Why do black women half to have “MORAL” reasons for dating.marrying out but black men can PUBLICLY : debase, disparage, and demean the entire population of black women including their OWN mothers? Black men have a sordid history of doing this: ALL black women are fat, ALL black women are emasculating, ALL black women are combative, ALL black women________ in the black. This is psychological violence and as a BLACK woman who is not only interculturally married but has travelled abroad, the elite in other socieites don’t disparage their own people, especially their women/mothers. What is wrong with US that continue to do this?
Like black men who are HUMAN first, black women have the right to date and marry who so ever they choose for ANY reason: that’s apart of being an adult, you don’t half to explain your life choices to ANYONE but your creator.
Peace
NappyKitchen says
@BusyBee
There is lots of evidence that suggests that black women have been and continue to be primarily interested in black men. I will not use the word loyalty. I prefer rice and beans because its tasty not because I am loyal. Now despite all that you have said about black men they still continue to date and marry black women. You know, white men have historically said some pretty not so nice things to and about black women. You wouldnt hold it against them would you? Please dont talk about what all black men say or do. Anyone can turn that record over and I doubt very much you would like the sound it plays.

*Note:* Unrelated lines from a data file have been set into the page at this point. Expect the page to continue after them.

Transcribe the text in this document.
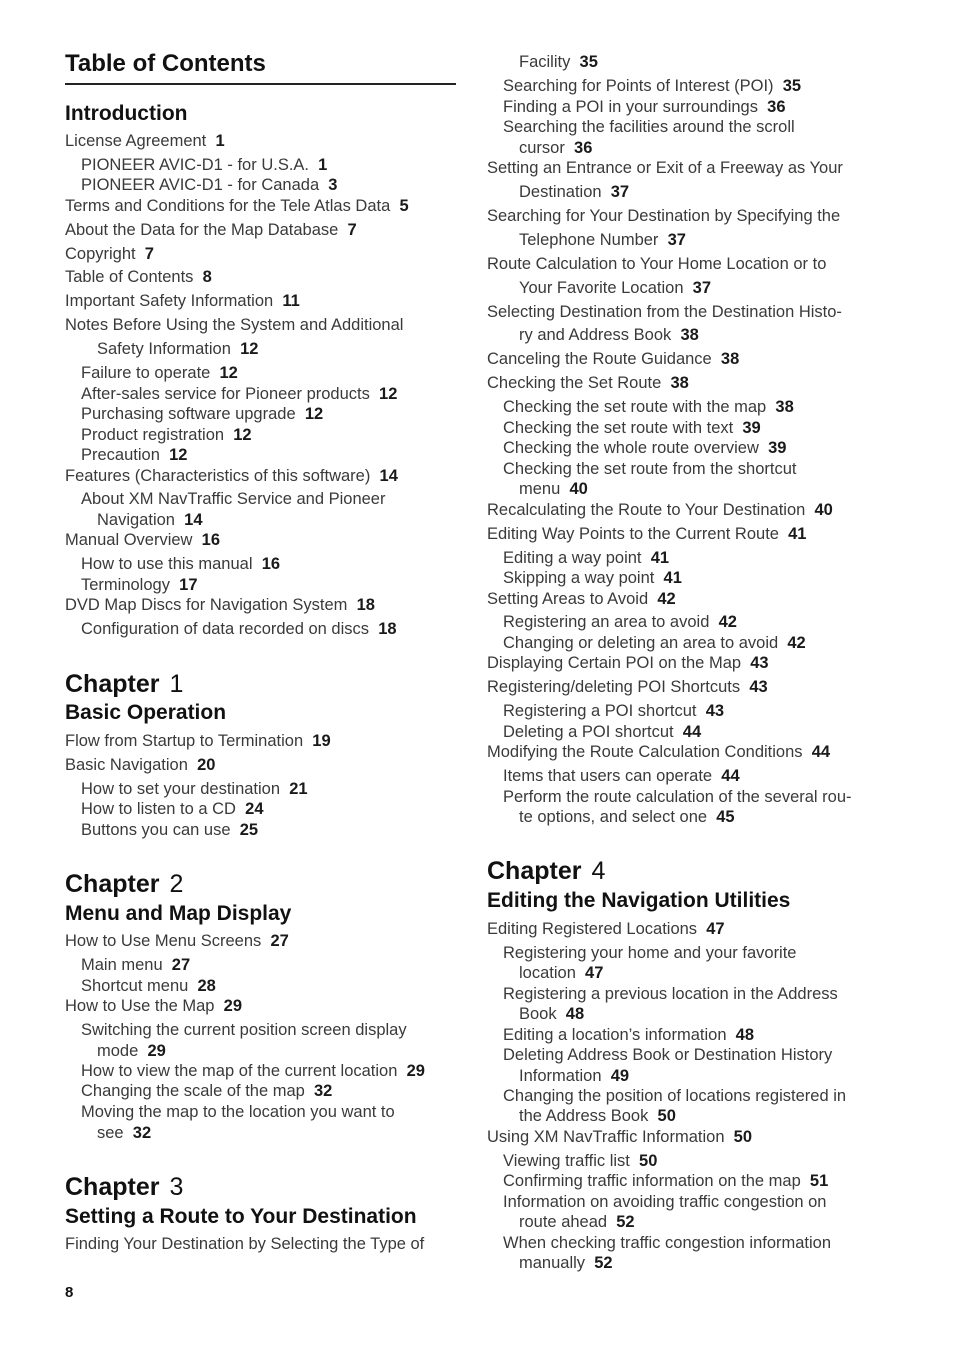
Table of Contents
Introduction
License Agreement 1
PIONEER AVIC-D1 - for U.S.A. 1
PIONEER AVIC-D1 - for Canada 3
Terms and Conditions for the Tele Atlas Data 5
About the Data for the Map Database 7
Copyright 7
Table of Contents 8
Important Safety Information 11
Notes Before Using the System and Additional
Safety Information 12
Failure to operate 12
After-sales service for Pioneer products 12
Purchasing software upgrade 12
Product registration 12
Precaution 12
Features (Characteristics of this software) 14
About XM NavTraffic Service and Pioneer
Navigation 14
Manual Overview 16
How to use this manual 16
Terminology 17
DVD Map Discs for Navigation System 18
Configuration of data recorded on discs 18
Chapter 1
Basic Operation
Flow from Startup to Termination 19
Basic Navigation 20
How to set your destination 21
How to listen to a CD 24
Buttons you can use 25
Chapter 2
Menu and Map Display
How to Use Menu Screens 27
Main menu 27
Shortcut menu 28
How to Use the Map 29
Switching the current position screen display
mode 29
How to view the map of the current location 29
Changing the scale of the map 32
Moving the map to the location you want to
see 32
Chapter 3
Setting a Route to Your Destination
Finding Your Destination by Selecting the Type of
Facility 35
Searching for Points of Interest (POI) 35
Finding a POI in your surroundings 36
Searching the facilities around the scroll
cursor 36
Setting an Entrance or Exit of a Freeway as Your
Destination 37
Searching for Your Destination by Specifying the
Telephone Number 37
Route Calculation to Your Home Location or to
Your Favorite Location 37
Selecting Destination from the Destination Histo-
ry and Address Book 38
Canceling the Route Guidance 38
Checking the Set Route 38
Checking the set route with the map 38
Checking the set route with text 39
Checking the whole route overview 39
Checking the set route from the shortcut
menu 40
Recalculating the Route to Your Destination 40
Editing Way Points to the Current Route 41
Editing a way point 41
Skipping a way point 41
Setting Areas to Avoid 42
Registering an area to avoid 42
Changing or deleting an area to avoid 42
Displaying Certain POI on the Map 43
Registering/deleting POI Shortcuts 43
Registering a POI shortcut 43
Deleting a POI shortcut 44
Modifying the Route Calculation Conditions 44
Items that users can operate 44
Perform the route calculation of the several rou-
te options, and select one 45
Chapter 4
Editing the Navigation Utilities
Editing Registered Locations 47
Registering your home and your favorite
location 47
Registering a previous location in the Address
Book 48
Editing a location’s information 48
Deleting Address Book or Destination History
Information 49
Changing the position of locations registered in
the Address Book 50
Using XM NavTraffic Information 50
Viewing traffic list 50
Confirming traffic information on the map 51
Information on avoiding traffic congestion on
route ahead 52
When checking traffic congestion information
manually 52
8
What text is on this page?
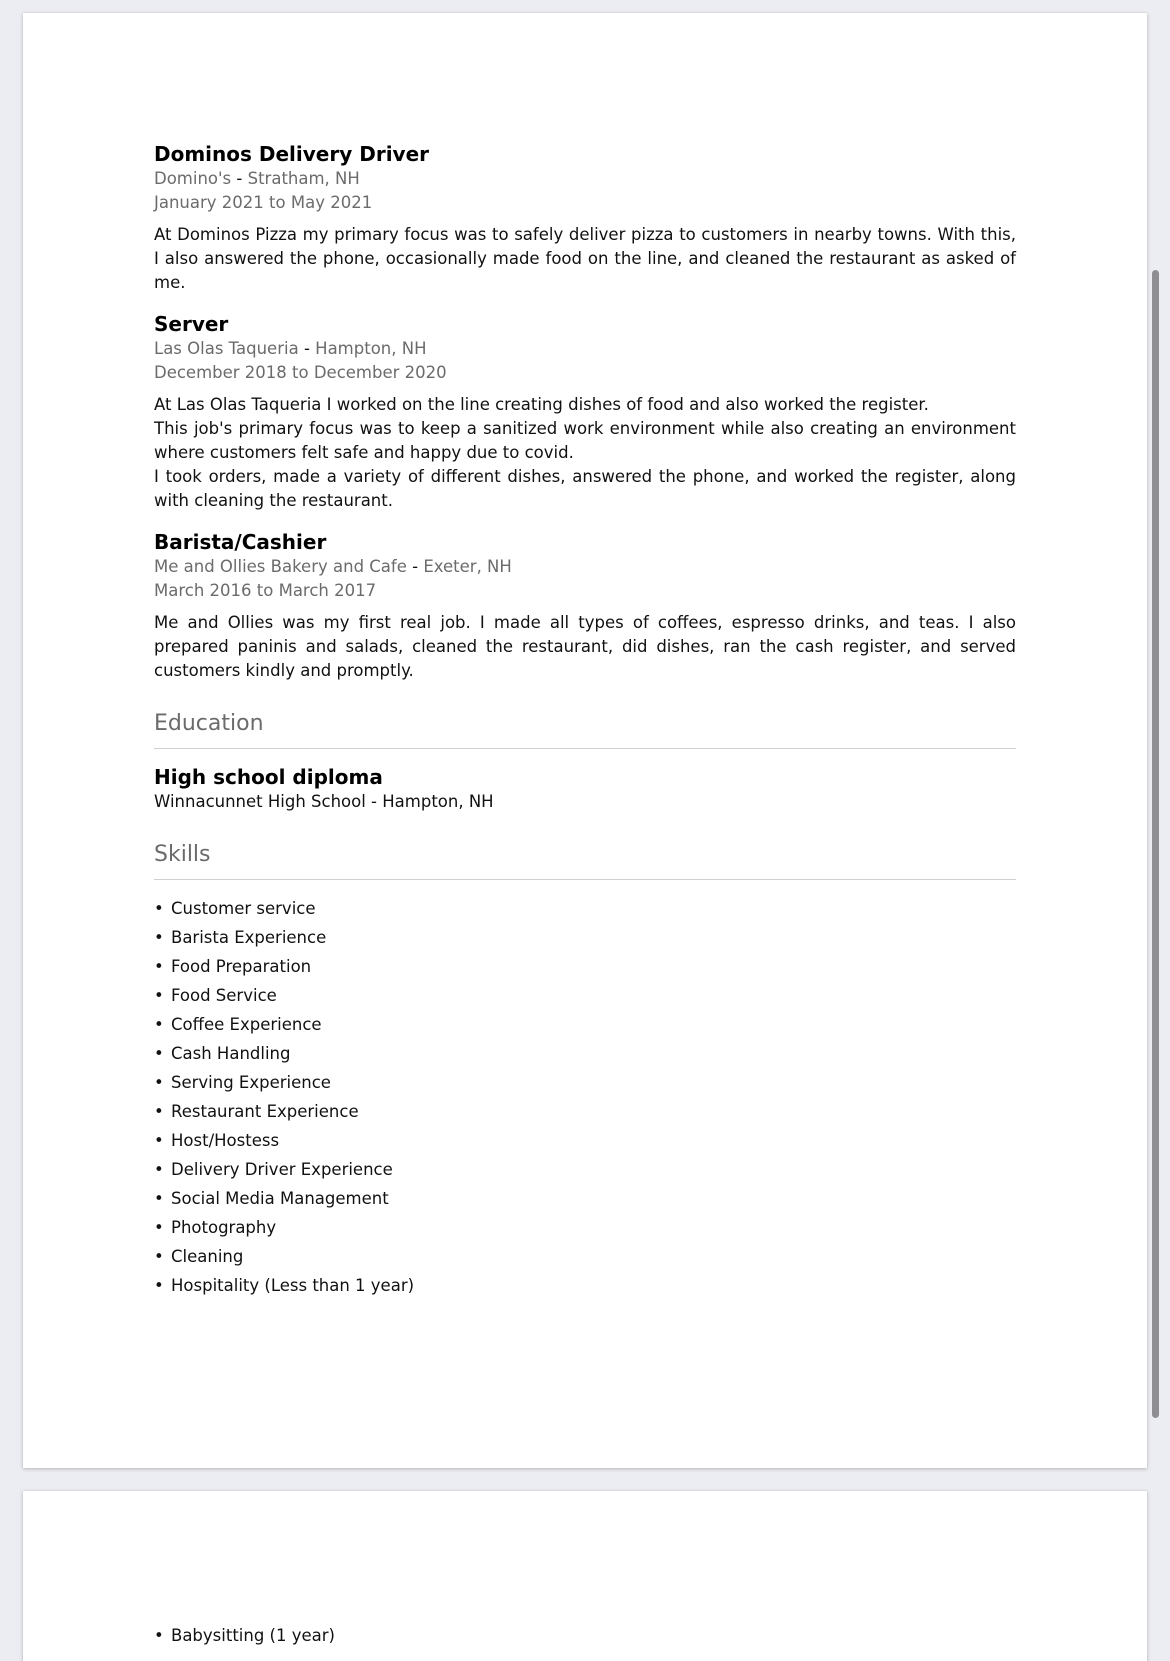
Dominos Delivery Driver
Domino's - Stratham, NH
January 2021 to May 2021

At Dominos Pizza my primary focus was to safely deliver pizza to customers in nearby towns. With this, I also answered the phone, occasionally made food on the line, and cleaned the restaurant as asked of me.

Server
Las Olas Taqueria - Hampton, NH
December 2018 to December 2020

At Las Olas Taqueria I worked on the line creating dishes of food and also worked the register.

This job's primary focus was to keep a sanitized work environment while also creating an environment where customers felt safe and happy due to covid.

I took orders, made a variety of different dishes, answered the phone, and worked the register, along with cleaning the restaurant.

Barista/Cashier
Me and Ollies Bakery and Cafe - Exeter, NH
March 2016 to March 2017

Me and Ollies was my first real job. I made all types of coffees, espresso drinks, and teas. I also prepared paninis and salads, cleaned the restaurant, did dishes, ran the cash register, and served customers kindly and promptly.

Education
High school diploma
Winnacunnet High School - Hampton, NH
Skills
• Customer service
• Barista Experience
• Food Preparation
• Food Service
• Coffee Experience
• Cash Handling
• Serving Experience
• Restaurant Experience
• Host/Hostess
• Delivery Driver Experience
• Social Media Management
• Photography
• Cleaning
• Hospitality (Less than 1 year)
• Babysitting (1 year)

Enough with the straw man. No one is telling black women who to date and who not to date. A convenient excuse to explain the impasse many black women find themselves in. If youre human first, than the black man’s behavior should not be apart of the discussion.
Also its only in the black community that you have the luxury of being woman first. Once you live the black community youre black before you are anything else. Move to a predominately black country. You will immediately feel the difference.
Personally I think your attitude is kinda negative for a site like this.